Ich will jetzt keine politischen Schlussfolgerungen ziehen, ich werde es tun, wenn es vorbei ist. Wir haben aber erkannt, dass es keine große internationale oder europäische Solidarität gibt. Das alles waren Märchen auf dem Papier", sagte Vučić während einer Pressekonferenz, die live von RTS TV übertragen wurde.
"Nur China kann uns in dieser Situation helfen", fügte der serbische Staatschef hinzu und sagte, er habe kürzlich einen Brief an Chinas Staatschef Xi Jinping geschrieben, "in dem er ihn um Hilfe bat und ihn als Bruder bezeichnete".

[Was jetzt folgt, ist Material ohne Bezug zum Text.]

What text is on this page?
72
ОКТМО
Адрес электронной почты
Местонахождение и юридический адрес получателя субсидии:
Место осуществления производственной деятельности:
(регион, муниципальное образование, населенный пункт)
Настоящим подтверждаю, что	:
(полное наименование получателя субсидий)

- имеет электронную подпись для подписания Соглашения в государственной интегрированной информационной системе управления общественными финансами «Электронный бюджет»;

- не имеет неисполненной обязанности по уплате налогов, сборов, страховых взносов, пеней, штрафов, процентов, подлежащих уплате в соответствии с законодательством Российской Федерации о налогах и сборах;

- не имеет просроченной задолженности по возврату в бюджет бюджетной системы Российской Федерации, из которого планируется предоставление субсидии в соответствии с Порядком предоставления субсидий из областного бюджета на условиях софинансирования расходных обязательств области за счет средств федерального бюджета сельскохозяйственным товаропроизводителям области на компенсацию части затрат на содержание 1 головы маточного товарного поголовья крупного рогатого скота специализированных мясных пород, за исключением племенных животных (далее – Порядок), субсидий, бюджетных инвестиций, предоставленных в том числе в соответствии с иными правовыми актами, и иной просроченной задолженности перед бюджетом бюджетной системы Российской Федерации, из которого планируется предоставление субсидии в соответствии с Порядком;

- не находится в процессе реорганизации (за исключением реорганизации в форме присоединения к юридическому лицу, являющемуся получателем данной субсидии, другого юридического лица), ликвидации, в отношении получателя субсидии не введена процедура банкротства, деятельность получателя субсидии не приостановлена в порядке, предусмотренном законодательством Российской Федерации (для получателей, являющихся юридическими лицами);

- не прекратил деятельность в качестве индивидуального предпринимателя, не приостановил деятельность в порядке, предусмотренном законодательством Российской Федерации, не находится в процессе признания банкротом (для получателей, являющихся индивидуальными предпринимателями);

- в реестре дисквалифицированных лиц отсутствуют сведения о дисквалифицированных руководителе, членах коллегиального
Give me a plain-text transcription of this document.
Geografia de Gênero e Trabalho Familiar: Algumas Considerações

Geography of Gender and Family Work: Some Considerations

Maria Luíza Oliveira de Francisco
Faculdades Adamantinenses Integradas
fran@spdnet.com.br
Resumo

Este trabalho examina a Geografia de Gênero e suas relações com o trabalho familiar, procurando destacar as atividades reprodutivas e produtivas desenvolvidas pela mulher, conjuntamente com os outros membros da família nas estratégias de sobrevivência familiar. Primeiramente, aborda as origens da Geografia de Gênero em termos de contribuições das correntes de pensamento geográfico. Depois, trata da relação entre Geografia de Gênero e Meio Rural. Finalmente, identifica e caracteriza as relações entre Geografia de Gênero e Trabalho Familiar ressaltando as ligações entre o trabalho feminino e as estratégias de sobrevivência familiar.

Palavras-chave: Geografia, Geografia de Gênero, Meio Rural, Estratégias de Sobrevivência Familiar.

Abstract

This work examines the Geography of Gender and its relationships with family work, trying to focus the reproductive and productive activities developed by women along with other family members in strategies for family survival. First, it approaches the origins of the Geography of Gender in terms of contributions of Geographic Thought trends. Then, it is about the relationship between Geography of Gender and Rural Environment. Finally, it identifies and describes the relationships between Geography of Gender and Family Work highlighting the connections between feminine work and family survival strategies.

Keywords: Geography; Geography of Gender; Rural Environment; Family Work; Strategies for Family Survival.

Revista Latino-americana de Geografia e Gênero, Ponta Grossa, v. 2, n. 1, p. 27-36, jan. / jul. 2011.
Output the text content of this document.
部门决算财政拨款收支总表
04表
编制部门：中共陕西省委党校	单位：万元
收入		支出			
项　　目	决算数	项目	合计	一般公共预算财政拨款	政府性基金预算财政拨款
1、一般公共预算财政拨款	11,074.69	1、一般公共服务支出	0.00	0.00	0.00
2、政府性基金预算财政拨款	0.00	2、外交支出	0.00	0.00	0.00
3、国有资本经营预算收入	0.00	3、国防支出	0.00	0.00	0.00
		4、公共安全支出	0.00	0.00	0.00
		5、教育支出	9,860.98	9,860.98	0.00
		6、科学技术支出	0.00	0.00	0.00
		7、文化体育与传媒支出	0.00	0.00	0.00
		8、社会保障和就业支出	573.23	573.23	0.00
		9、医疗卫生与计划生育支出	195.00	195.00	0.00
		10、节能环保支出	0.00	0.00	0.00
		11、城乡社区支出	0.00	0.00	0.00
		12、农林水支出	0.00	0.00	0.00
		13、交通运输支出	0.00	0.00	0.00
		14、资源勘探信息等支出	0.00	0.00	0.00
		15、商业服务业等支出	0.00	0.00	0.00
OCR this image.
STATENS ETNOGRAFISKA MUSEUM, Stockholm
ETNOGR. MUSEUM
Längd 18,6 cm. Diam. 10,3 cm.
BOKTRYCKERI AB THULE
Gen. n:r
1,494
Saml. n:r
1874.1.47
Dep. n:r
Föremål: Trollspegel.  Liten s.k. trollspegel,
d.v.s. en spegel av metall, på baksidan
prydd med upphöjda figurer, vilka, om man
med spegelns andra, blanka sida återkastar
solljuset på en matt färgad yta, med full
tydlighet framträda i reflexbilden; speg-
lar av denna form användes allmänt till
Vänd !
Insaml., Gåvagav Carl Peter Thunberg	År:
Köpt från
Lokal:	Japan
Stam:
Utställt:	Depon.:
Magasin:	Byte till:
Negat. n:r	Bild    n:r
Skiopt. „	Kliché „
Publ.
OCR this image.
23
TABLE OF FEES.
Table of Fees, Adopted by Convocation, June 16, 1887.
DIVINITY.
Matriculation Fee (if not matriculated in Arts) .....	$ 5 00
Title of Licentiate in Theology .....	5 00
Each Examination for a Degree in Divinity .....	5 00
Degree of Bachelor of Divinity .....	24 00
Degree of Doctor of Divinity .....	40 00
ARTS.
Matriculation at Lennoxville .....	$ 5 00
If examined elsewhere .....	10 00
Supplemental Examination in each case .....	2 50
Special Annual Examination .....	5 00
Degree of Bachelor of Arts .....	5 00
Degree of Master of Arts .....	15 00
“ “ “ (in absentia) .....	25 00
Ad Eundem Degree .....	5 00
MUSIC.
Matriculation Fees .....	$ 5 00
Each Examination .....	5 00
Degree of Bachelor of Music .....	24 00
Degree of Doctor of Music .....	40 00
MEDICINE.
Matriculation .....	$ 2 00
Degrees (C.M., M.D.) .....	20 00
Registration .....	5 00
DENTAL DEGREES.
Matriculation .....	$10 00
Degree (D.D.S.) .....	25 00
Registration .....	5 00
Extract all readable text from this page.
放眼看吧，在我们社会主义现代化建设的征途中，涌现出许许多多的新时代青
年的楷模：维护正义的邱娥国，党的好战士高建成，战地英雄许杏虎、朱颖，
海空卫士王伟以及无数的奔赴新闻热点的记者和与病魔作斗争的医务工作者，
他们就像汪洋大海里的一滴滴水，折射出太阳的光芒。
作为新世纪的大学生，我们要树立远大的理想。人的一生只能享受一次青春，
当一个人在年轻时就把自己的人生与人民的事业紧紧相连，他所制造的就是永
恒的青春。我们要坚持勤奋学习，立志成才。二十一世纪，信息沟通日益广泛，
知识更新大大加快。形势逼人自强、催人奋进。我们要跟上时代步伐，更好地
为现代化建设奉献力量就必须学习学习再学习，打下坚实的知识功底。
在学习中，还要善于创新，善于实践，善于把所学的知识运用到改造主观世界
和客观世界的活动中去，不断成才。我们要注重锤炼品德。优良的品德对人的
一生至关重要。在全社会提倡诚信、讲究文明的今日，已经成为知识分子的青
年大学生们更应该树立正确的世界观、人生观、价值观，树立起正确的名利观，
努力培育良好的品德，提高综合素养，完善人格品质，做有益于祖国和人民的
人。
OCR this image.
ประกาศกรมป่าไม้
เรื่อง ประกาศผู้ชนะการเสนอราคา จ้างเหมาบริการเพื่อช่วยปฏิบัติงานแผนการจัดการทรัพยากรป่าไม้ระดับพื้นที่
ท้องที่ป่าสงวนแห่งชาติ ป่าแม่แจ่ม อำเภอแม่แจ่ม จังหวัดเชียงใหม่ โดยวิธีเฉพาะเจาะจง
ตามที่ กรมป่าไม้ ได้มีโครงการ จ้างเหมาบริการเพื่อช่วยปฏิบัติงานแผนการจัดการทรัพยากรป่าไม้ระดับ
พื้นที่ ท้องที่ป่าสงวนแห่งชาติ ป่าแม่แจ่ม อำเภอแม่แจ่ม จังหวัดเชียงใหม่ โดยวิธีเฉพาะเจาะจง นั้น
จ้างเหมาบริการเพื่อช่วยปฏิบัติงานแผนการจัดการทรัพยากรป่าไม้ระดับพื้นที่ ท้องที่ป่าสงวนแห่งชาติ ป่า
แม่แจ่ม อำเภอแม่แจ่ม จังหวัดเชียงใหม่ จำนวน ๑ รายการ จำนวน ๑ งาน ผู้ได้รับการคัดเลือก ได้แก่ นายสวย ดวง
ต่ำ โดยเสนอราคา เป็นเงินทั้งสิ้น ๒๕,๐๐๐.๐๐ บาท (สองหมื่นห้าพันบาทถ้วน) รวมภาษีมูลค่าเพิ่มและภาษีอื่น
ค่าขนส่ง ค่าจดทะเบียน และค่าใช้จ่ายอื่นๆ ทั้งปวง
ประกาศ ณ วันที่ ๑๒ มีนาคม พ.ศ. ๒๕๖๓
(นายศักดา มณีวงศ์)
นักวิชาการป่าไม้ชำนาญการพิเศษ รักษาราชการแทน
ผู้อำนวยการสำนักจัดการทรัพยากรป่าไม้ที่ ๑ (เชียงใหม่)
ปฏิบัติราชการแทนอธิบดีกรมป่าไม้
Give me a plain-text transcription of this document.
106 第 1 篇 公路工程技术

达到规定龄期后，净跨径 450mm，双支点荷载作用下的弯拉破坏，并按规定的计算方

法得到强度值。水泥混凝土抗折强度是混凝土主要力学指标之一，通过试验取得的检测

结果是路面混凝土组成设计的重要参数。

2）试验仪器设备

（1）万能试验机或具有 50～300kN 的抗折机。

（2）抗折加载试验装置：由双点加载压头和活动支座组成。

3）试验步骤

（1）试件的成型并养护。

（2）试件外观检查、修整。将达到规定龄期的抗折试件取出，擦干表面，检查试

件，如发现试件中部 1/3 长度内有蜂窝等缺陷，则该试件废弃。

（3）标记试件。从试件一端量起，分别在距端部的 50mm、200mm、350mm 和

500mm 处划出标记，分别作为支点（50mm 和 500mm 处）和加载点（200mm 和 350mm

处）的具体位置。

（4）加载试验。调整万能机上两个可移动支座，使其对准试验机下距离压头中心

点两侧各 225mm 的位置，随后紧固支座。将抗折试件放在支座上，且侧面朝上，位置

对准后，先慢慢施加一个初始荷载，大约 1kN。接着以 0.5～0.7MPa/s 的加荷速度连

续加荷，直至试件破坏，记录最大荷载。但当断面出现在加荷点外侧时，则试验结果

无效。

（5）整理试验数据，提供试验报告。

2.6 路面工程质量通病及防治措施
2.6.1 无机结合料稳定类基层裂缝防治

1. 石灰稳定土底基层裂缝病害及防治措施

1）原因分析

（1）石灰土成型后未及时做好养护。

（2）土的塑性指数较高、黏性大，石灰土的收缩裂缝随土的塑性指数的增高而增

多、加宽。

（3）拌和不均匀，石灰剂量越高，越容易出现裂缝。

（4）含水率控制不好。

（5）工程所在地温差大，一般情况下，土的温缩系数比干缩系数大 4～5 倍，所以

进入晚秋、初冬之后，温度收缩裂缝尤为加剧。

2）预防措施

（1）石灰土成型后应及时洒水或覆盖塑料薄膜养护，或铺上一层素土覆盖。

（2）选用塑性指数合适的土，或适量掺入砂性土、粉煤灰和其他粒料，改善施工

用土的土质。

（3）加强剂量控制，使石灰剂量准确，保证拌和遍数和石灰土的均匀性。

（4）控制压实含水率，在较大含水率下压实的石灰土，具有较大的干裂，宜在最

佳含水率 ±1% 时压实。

"Serbien erhielt von China fünf Millionen Masken, die es innerhalb Europas nicht bekommen konnte, und das Angebot, Ärzte zur Bekämpfung der Krankheit zu schicken", sagte der Präsident. Das Land müsse Atemschutzmasken auf einem "halbgrauen Markt" einkaufen.
Seit Montag hat Serbien alle Bildungsinstitutionen geschlossen, das Militär zur Bewachung sensibler Einrichtungen wie Krankenhäuser mobilisiert, ältere Menschen in häusliche Quarantäne geschickt und den öffentlichen Nahverkehr eingeschränkt. Offiziellen Angaben zufolge wurden bis Sonntag 57 mit dem Virus infizierte Personen gezählt, von denen 29 in Krankenhäusern behandelt wurden. Die Grenzen werden für alle bis auf die serbischen Staatsbürger geschlossen.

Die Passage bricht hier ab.